1. If the number ends on 1:
• the the second last digit is the second last base digit times the last exponent digit
• the last digit is 1
2. If the number ends on odd:
• rewrite it until it is a number that ends on one and the first rule can be used $$((n^4)^{e/4})$$
3. If the number ends on an even number:
• $$..76^{n} = ..76$$
• $$..24^{n} =$$ ..76 for even $$n$$ and 24 for uneven $$n$$
• $$..2^{10} = ..24$$

# Solution

$$(7^4)^{55555553050}\cdot 7^2 = (2401)^{..0} \cdot 7^2 = ..01 \cdot 7^2 = 49$$

# Question

• Is this method correct / could it be improved?
• Is there an easier method?
• Can someone please take my example and demonstrate it with Euler and explain it?

Thank you so much!

• Welcome to Mathematics Stack Exchange. I got $69$, using $37$, not $7$ Apr 2, 2020 at 21:38
• are you familiar with congruence? Apr 2, 2020 at 21:39
• @Arnaldo yeah, that is modulo calculation, right? Apr 2, 2020 at 21:40
• Right, so you're essentially asking for $237^{222222212202}\mod 100$ Apr 2, 2020 at 21:42
• Are you familiar with Eulers formula? That $\phi(100) = 40$ and so $237^{40}\equiv 1\pmod {100}$? The last two digits will cycle in a pattern the pattern will repeat every $40$ times. But to know that, you have to know Euler's formula. If you don't just try powering $237$ until you get the pattern. Apr 2, 2020 at 22:05

Hints to compute $$237^{222222212202}\mod 100$$:
If $$a\equiv b \mod 100$$ then $$a^n\equiv b^n\bmod 100$$.
$$a^{20}\equiv1\mod 100$$ if $$a$$ is relatively prime to $$100$$.
• Shouldn't that be $a^{40}$, since $\varphi(100)=40$? Apr 2, 2020 at 21:46
• @LukeCollins: The Carmichael function of $100$ is $20$ Apr 2, 2020 at 21:47
• @JW Ah, I see, thanks.
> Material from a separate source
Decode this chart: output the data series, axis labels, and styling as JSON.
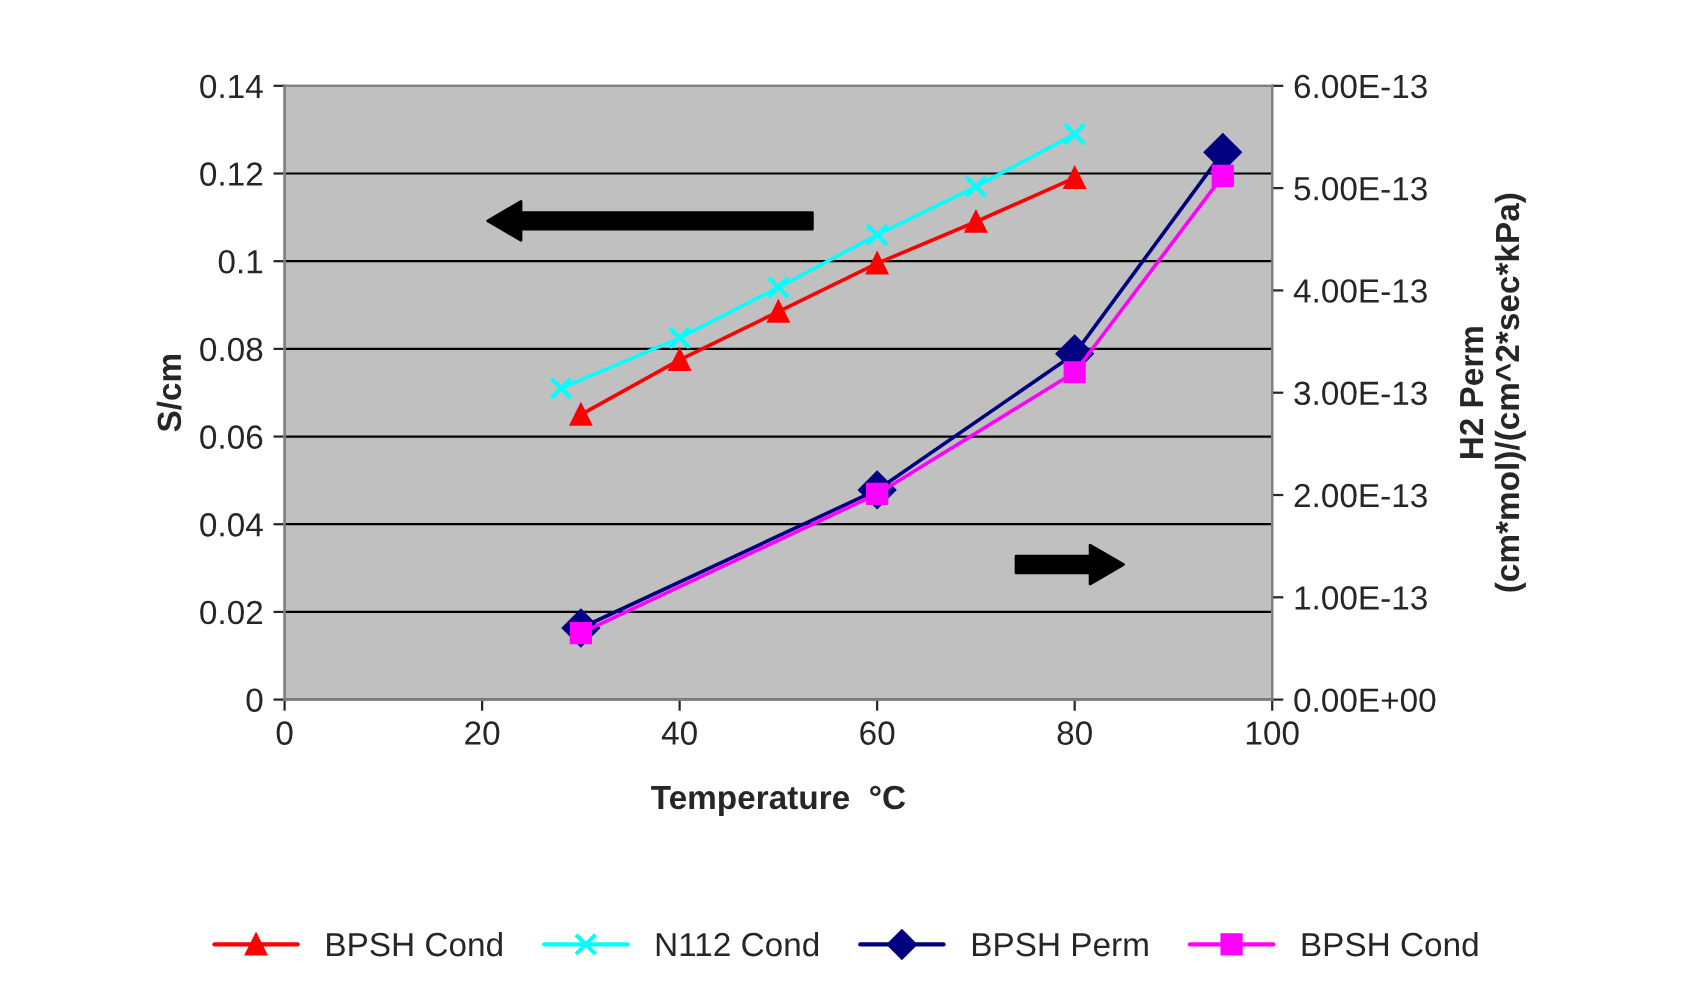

So $\lambda(100) \neq \varphi(100)$ since $(\mathbb Z/100\mathbb Z)^\times$ is not cyclic. Apr 2, 2020 at 21:49
There is a very simple way to go about this, you basically want to evaluate $$237^{222222212202}\bmod 100$$. Now in any group $$G$$ with $$n$$ elements, we have $$g^n = 1$$ for all $$g$$. Thus if we look at your number as a member of the group $$(\mathbb Z/100\mathbb Z)^\times$$, we get that $$237^{222222212202}=(237^{100})^{2222222122}\cdot 237^2 = 1^{2222222122}\cdot 237^2 = 237^2,$$ thus you just need to look at the last two digits of $$237^2$$, which are $$69$$.